Reducing the Need for ETL with MongoDB Charts
Databases as we know them have been around for over 40 years. When they first came about businesses would often keep data in separate systems and separate formats. There were a variety of reasons for these decisions. One of the side effects of these separate data stores is the need to combine together to be able to perform data analysis. This led to the long-standing practice of ETL, or Extract, Transform, Load.
ETL is a process to extract data from a starting data source, transform the data in some fashion, then load it into another data store. Sounds simple enough, but in fact, there is a lot of work going on under the covers and a lot of steps and decisions to navigate. These additional steps reduce the speed at which we can get meaningful insights from our data. Further, they rely on many assumptions about transforming data into what is assumed to be the correct format for later consumption - without knowing very much about the business questions to be asked of this data down the road.
From Data Warehouses to the Cloud
Traditionally, enterprise applications have relied on performing ETL operations to move data into an enterprise data warehouse (EDW).
Creating a successful data warehouse can be a long, complicated, and expensive process. One of the technologies that have been created to help with the process is Apache Hadoop. Hadoop allows for the processing of massive amounts of data on commodity hardware with open source technologies. However, instead of simplification, the ETL and data warehousing landscape has only become more complex and cumbersome and the proliferation of tools combined with maturity and adoption issues have only increased the cost. Further, according to Gartner analyst Nick Heudecker, 85% of big data projects fail. Mostly due to the complexity of the process itself.
With the transition to the cloud many organizations are undertaking, ETL becomes even more complicated from a meaningful and timely data analytics standpoint. Moving data from one source to another takes time. Now there is hidden data transfer and compute costs and latencies to navigate. While some meaningful analytics can be performed on stale data, most modern analytics need to be as close to real-time as possible.
Issues With ETL
A few of the problems that we are faced with when setting up ETL processes are:
- Latency & Downtime - There is an inherent cost of moving data from point A to point B. Forty years ago, when ETL started, we were working with megabytes of data and not needing “instant” access. Today we’re dealing with terra or petabytes of data and needing real-time insight from that data.
Moving data across the network isn’t free. On a 100 BaseT network, transferring one gigabyte of data takes 100 seconds.

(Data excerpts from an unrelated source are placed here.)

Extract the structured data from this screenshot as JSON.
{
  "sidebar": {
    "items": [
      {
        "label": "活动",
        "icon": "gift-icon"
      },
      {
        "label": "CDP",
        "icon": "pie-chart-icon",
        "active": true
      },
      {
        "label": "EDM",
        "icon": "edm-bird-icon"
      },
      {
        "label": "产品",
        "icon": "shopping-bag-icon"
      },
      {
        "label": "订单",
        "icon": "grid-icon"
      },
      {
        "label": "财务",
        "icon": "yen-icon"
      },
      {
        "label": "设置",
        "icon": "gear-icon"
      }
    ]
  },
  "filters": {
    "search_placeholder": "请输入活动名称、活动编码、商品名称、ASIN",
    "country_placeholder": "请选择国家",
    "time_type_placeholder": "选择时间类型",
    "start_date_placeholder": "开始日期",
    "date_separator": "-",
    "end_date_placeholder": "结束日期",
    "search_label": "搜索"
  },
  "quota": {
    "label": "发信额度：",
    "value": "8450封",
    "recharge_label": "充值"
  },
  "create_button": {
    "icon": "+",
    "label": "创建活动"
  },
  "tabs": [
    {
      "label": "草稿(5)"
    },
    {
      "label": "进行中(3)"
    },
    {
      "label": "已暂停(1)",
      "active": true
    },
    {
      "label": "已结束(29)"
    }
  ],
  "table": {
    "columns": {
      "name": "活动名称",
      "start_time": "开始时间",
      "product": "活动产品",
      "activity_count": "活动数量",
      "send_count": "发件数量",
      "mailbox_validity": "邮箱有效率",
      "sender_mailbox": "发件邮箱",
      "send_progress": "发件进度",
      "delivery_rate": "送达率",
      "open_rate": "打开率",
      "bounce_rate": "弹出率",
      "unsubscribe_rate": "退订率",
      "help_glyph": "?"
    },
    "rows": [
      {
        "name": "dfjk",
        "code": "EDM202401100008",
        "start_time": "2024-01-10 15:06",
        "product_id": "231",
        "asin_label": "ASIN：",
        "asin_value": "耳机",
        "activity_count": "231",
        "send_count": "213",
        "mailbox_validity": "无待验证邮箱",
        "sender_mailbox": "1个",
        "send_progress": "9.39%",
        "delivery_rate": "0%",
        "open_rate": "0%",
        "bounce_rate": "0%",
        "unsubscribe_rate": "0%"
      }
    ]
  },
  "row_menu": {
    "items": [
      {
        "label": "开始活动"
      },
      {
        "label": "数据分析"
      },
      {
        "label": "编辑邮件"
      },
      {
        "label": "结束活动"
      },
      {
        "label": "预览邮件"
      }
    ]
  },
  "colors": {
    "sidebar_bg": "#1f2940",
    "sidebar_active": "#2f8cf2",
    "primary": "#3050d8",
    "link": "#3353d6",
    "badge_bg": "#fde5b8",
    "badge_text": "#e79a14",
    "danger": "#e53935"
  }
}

A terabyte takes 10,000 seconds or over two and a half hours. All assuming that it’s on a dedicated network that isn’t used by other applications. At ETL demands grow, data could easily be stale by many hours.

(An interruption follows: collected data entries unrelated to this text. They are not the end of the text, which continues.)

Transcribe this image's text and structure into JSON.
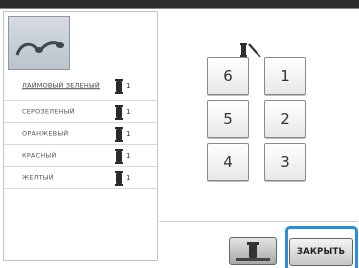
{
  "colors": [
    {
      "name": "ЛАЙМОВЫЙ ЗЕЛЕНЫЙ",
      "count": "1"
    },
    {
      "name": "СЕРОЗЕЛЕНЫЙ",
      "count": "1"
    },
    {
      "name": "ОРАНЖЕВЫЙ",
      "count": "1"
    },
    {
      "name": "КРАСНЫЙ",
      "count": "1"
    },
    {
      "name": "ЖЕЛТЫЙ",
      "count": "1"
    }
  ],
  "needles": [
    "6",
    "1",
    "5",
    "2",
    "4",
    "3"
  ],
  "icons": {
    "preview": "embroidery-preview-icon",
    "spool": "thread-spool-icon",
    "wrench": "needle-wrench-icon"
  },
  "buttons": {
    "close_label": "ЗАКРЫТЬ"
  },
  "accent": "#2c8fd6"
}
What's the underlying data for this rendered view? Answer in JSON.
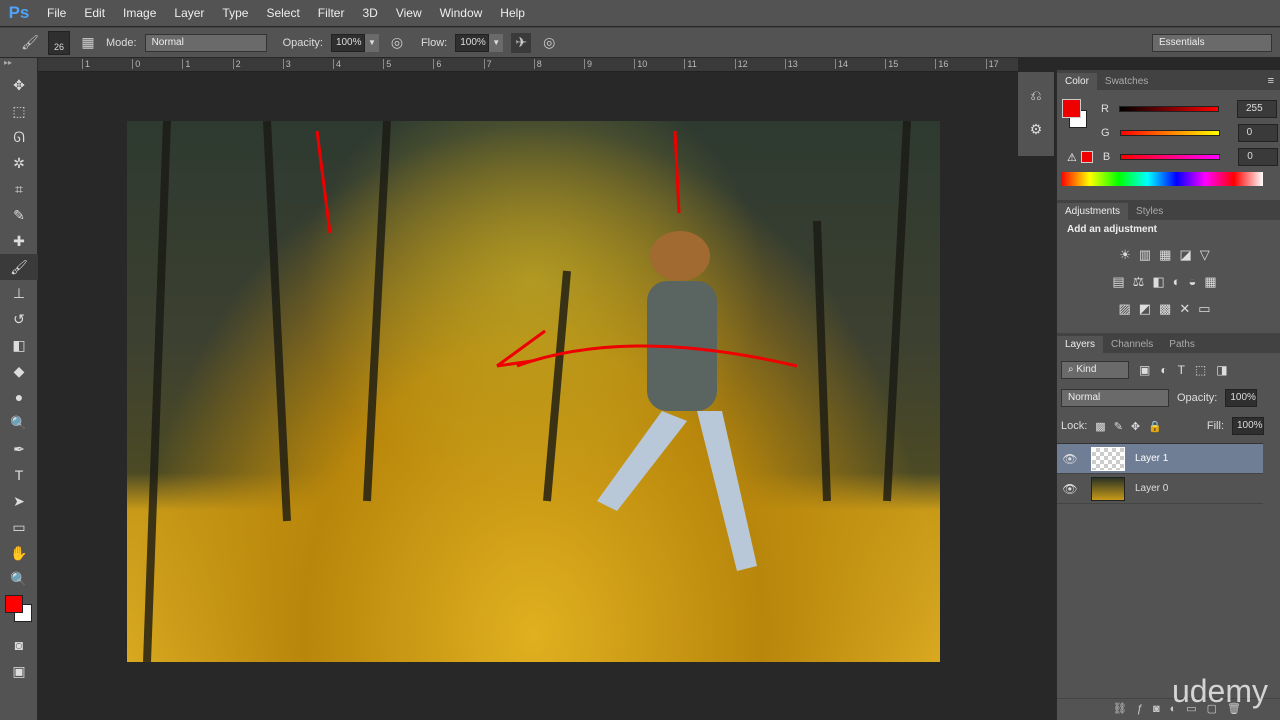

We used to be able to schedule these transfers during “downtime” at midnight. However, in today’s global world, users are always online somewhere demanding instant access and insight. Downtime is simply no longer acceptable and latency has become the new downtime. Should suppliers on one side of the world suffer from poor performance just so executives on the other side of the world have up to date dashboards in the morning?

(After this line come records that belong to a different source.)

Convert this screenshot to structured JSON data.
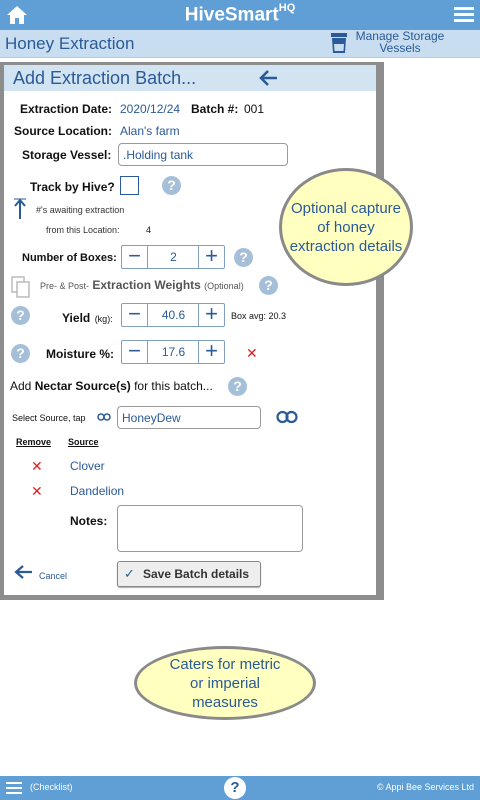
{
  "topbar": {
    "title": "HiveSmart",
    "title_sup": "HQ"
  },
  "subheader": {
    "page_title": "Honey Extraction",
    "manage_label": "Manage Storage Vessels"
  },
  "panel": {
    "title": "Add Extraction Batch...",
    "extraction_date_label": "Extraction Date:",
    "extraction_date_value": "2020/12/24",
    "batch_label": "Batch #:",
    "batch_value": "001",
    "source_location_label": "Source Location:",
    "source_location_value": "Alan's farm",
    "storage_vessel_label": "Storage Vessel:",
    "storage_vessel_value": ".Holding tank",
    "track_by_hive_label": "Track by Hive?",
    "awaiting_label": "#'s awaiting extraction",
    "from_location_label": "from this Location:",
    "from_location_value": "4",
    "boxes_label": "Number of Boxes:",
    "boxes_value": "2",
    "weights_prefix": "Pre- & Post-",
    "weights_label": "Extraction Weights",
    "weights_suffix": "(Optional)",
    "yield_label": "Yield",
    "yield_unit": "(kg):",
    "yield_value": "40.6",
    "box_avg": "Box avg: 20.3",
    "moisture_label": "Moisture %:",
    "moisture_value": "17.6",
    "nectar_prefix": "Add",
    "nectar_label": "Nectar Source(s)",
    "nectar_suffix": "for this batch...",
    "select_source_label": "Select Source, tap",
    "source_input_value": "HoneyDew",
    "remove_header": "Remove",
    "source_header": "Source",
    "sources": [
      "Clover",
      "Dandelion"
    ],
    "notes_label": "Notes:",
    "notes_value": "",
    "cancel_label": "Cancel",
    "save_label": "Save Batch details"
  },
  "callouts": {
    "optional": "Optional capture of honey extraction details",
    "measures": "Caters for metric or imperial measures"
  },
  "footer": {
    "checklist": "(Checklist)",
    "copyright": "© Appi Bee Services Ltd"
  },
  "colors": {
    "header_blue": "#5f9fd6",
    "link_blue": "#2a5a98",
    "callout_yellow": "#ffffc0"
  }
}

- Storage is cheap, labor is expensive - Data warehouses started at a point in time in which storage was expensive. In 1981, one gigabyte of data storage cost about $290,000. Today that cost is under $0.10. It was, therefore, important to transform and compress as much data as possible when storing to save costs.
As storage costs have decreased, labor costs have gone the opposite direction. Having a good database administrator to design, manage, and maintain your data warehouse and ETL path is expensive. Storing raw data is frequently seen as a more economically viable choice.
- ETL is hard - ETL takes planning. Lots of it. And not just for your current load of data, but for what might happen to the load down the road. Additionally, ETL scripts can get long and complex.
Bringing in data from a variety of sources, looping over them, adding logging, error handling, configurations are just the start. Determining how the data needs to be transformed can be complex, and fragile. What happens if data stored today as a string gets changed down the road? The process breaks and adjustments need to be made.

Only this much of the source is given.